Done when: You can sketch a 3D parallelism layout for an 8-GPU setup.

Rung 08-Mixed precision and bf16¶

What: Train in lower precision (fp16, bf16) with master weights in fp32. bf16 is the modern default-same dynamic range as fp32, half the memory.
Why it earns its place: Required for training to be fast and to fit in memory.
Resource: PyTorch AMP docs. Plus the BF16 vs FP16 comparison in PaLM and Gopher papers.
Done when: You can explain why bf16 is preferred over fp16 for stability.

Rung 09-Activation checkpointing / gradient checkpointing¶

What: Don't store activations during forward pass; recompute them during backward. Trade compute for memory.
Why it earns its place: Standard memory-saving technique. Knowing it lets you fit larger batches.
Resource: PyTorch checkpoint utilities docs.
Done when: You can explain when to use gradient checkpointing.

Rung 10-Communication and networking¶

What: NCCL, RDMA, all-reduce algorithms (ring, tree). InfiniBand vs ethernet. Your distributed-systems instincts are gold here.
Why it earns its place: Communication is the bottleneck of distributed training. Understanding it sets you apart.
Resource: NVIDIA NCCL docs. Plus the Bandwidth Optimal All-Reduce literature.
Done when: You can explain ring all-reduce and why bandwidth (not latency) matters most for it.

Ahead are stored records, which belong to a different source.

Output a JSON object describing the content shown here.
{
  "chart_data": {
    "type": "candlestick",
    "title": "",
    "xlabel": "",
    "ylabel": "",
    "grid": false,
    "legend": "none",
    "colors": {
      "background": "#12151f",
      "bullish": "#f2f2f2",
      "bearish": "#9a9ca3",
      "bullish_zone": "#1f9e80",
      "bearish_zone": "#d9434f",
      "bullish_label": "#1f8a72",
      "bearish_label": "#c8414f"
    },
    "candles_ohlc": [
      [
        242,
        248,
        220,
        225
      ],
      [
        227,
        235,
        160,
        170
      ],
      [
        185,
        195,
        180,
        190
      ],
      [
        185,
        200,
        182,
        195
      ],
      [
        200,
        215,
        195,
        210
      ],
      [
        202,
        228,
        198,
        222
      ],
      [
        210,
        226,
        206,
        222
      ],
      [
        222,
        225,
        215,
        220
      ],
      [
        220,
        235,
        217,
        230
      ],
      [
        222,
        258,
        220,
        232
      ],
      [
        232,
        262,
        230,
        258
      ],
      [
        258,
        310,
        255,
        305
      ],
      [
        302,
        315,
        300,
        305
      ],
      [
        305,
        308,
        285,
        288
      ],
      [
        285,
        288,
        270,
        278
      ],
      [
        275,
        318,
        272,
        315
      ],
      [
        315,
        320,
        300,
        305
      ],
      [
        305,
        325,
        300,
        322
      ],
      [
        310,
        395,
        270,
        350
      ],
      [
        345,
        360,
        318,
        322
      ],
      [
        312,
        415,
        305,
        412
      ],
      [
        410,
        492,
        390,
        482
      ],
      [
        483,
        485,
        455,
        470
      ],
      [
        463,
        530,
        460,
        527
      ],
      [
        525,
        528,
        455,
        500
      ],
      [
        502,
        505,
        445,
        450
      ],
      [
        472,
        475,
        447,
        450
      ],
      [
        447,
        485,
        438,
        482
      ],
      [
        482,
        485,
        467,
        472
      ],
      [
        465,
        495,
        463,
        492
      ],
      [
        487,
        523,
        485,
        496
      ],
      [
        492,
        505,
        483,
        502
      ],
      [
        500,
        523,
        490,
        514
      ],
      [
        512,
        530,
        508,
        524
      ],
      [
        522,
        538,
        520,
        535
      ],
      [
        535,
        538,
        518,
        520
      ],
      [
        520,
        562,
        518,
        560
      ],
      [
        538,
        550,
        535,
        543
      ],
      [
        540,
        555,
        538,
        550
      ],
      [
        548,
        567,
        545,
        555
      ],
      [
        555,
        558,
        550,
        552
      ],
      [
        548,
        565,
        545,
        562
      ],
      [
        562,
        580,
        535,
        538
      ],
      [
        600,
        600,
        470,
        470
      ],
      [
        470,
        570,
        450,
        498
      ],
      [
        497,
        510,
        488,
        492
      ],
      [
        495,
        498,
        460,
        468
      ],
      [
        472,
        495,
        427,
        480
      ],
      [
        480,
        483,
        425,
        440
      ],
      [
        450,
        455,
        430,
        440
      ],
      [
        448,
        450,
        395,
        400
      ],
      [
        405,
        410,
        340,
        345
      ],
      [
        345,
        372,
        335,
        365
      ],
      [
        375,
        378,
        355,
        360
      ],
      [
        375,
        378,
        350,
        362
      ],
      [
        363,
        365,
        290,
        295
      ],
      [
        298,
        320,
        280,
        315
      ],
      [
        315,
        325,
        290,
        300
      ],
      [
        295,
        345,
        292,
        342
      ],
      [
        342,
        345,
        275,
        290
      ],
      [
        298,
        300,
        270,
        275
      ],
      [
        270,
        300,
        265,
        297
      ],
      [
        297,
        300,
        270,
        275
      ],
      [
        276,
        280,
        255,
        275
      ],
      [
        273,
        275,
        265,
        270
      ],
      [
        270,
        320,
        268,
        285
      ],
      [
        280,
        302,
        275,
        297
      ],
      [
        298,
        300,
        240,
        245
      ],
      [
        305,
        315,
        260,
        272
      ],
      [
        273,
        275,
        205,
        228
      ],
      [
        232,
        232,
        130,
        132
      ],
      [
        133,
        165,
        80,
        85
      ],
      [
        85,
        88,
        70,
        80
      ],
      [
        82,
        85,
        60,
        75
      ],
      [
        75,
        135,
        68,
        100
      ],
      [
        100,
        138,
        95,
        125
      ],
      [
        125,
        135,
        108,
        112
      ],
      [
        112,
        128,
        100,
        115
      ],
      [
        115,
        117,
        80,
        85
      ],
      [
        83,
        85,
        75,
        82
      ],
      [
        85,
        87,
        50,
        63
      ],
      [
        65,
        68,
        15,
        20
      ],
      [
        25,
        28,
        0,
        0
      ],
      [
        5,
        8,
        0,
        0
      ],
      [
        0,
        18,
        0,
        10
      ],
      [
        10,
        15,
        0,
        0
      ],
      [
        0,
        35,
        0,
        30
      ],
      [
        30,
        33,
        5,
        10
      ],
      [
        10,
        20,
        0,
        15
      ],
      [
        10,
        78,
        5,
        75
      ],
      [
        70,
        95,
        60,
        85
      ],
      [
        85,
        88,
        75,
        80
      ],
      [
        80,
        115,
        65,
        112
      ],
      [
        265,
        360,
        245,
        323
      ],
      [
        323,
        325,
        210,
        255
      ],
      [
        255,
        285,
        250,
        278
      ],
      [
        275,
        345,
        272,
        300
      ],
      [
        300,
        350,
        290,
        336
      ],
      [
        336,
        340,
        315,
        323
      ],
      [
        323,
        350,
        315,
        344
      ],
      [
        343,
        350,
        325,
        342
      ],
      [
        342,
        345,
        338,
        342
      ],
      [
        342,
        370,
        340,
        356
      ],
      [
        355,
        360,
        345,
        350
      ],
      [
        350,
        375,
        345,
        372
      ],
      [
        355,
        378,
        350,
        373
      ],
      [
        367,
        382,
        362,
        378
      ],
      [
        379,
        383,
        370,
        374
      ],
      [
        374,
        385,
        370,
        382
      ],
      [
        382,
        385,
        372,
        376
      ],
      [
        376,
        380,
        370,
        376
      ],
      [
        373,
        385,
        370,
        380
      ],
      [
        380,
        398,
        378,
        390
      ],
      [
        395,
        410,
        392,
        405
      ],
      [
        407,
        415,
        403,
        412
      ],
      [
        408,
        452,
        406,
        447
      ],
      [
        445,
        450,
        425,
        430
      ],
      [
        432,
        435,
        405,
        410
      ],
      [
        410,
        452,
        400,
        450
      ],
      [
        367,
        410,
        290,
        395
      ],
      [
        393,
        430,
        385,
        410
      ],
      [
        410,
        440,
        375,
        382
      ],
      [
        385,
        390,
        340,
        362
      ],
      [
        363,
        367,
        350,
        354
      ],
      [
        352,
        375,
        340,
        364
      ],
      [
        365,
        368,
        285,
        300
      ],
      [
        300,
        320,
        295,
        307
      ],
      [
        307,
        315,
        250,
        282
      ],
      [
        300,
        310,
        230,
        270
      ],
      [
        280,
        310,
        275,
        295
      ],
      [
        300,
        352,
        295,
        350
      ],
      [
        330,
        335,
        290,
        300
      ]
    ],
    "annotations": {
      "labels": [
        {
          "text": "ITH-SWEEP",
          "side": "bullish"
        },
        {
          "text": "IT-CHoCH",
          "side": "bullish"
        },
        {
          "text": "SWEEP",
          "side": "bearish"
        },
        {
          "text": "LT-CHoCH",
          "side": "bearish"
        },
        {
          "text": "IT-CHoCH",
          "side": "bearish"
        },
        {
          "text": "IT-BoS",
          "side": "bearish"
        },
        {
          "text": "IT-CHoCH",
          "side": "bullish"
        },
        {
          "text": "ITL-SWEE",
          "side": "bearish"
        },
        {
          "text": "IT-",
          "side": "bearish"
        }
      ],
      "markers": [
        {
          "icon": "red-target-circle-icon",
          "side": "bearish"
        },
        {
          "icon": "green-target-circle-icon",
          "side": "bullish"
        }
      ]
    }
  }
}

Rung 11-Practical: training a tiny model with FSDP¶

What: Stand up a multi-GPU FSDP training job (even on rented GPUs from RunPod / Lambda Labs).
Why it earns its place: Reading vs doing. One real run is worth ten papers.
Resource: PyTorch FSDP examples. Plus Hugging Face Accelerate.
Done when: You've run a multi-GPU job and observed scaling behavior.

Minimum required to leave this sequence¶

Compute memory requirements for a training run.
Explain DDP, FSDP, ZeRO.
Distinguish tensor, pipeline, data parallelism.
Explain bf16 and gradient checkpointing.
Run a multi-GPU FSDP job on rented hardware.